Pour vous, enseignants, j’ai toujours essayé d’être un « chef d’orchestre ». Le chef d’orchestre ne doit pas nécessairement maîtriser le piano, le violon, le violoncelle, la flûte, la harpe … mais il doit veiller à l’harmonie après avoir sélectionné ses instrumentistes de la façon la plus rigoureuse possible ; mais après cette sélection, il doit « faire confiance » à chacun, donnant à tous dans le cadre de leur compétence « carte blanche ». Alors l’autorité existe sans « peser ». Je dirai même insensiblement. C’est ce que j’ai essayé de faire en y impliquant mon affection.

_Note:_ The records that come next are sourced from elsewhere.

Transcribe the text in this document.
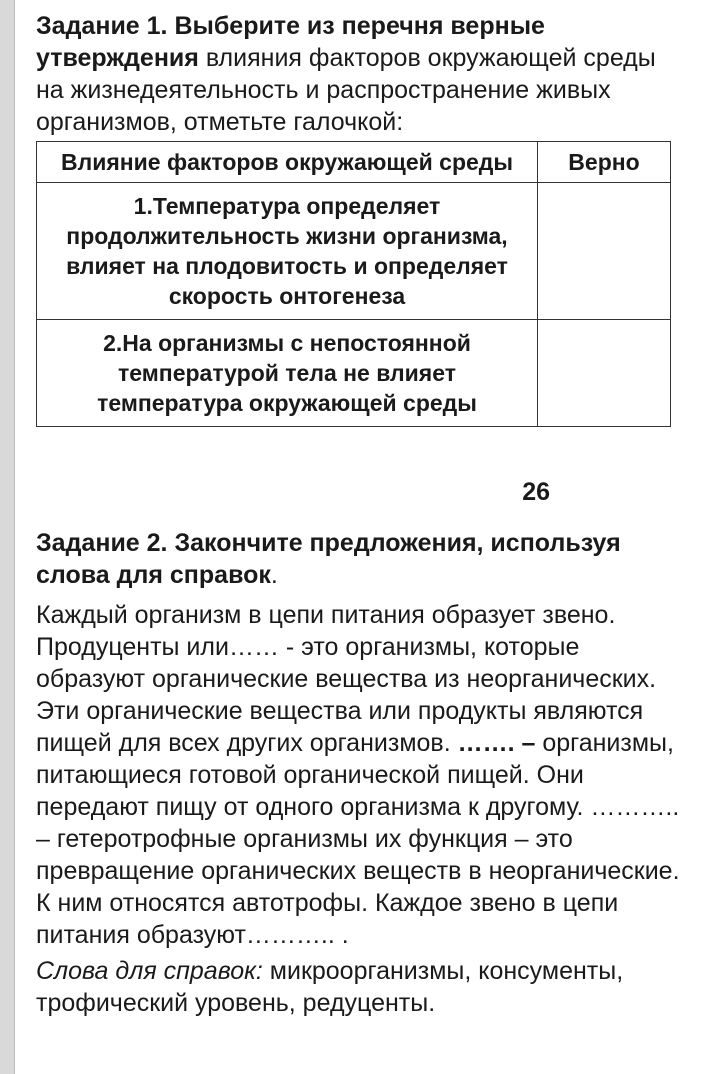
Задание 1. Выберите из перечня верные утверждения влияния факторов окружающей среды на жизнедеятельность и распространение живых организмов, отметьте галочкой:

Влияние факторов окружающей среды	Верно
1.Температура определяет продолжительность жизни организма, влияет на плодовитость и определяет скорость онтогенеза	
2.На организмы с непостоянной температурой тела не влияет температура окружающей среды	
26
Задание 2. Закончите предложения, используя слова для справок.
Каждый организм в цепи питания образует звено. Продуценты или…… - это организмы, которые образуют органические вещества из неорганических. Эти органические вещества или продукты являются пищей для всех других организмов. ……. – организмы, питающиеся готовой органической пищей. Они передают пищу от одного организма к другому. ……….. – гетеротрофные организмы их функция – это превращение органических веществ в неорганические. К ним относятся автотрофы. Каждое звено в цепи питания образуют……….. .
Слова для справок: микроорганизмы, консументы, трофический уровень, редуценты.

Voilà reconstituée l’armature de mon discours fait à Houston, et qu’à défaut de réentendre, vous pourrez lire :
« Ce n’est ni avec orgueil, ni vanité, mais fierté que nous pouvons nous souvenir, grâce aux efforts de tous, Fraternité sera devenu, à la fin des années 60, le plus important établissement francophone du monde avec plus de 6400 élèves et 216 enseignants. Tous les souvenirs que je garde, malgré les difficultés traversées entre les diverses administrations chinoises, vietnamiennes et françaises, les barrières à renverser pour faire les constructions, trouver les crédits, s’appuyer sur les bonnes volontés et négocier longuement avec les mauvaises, tous ces souvenirs ne laissent dans ma mémoire que leur côté positif.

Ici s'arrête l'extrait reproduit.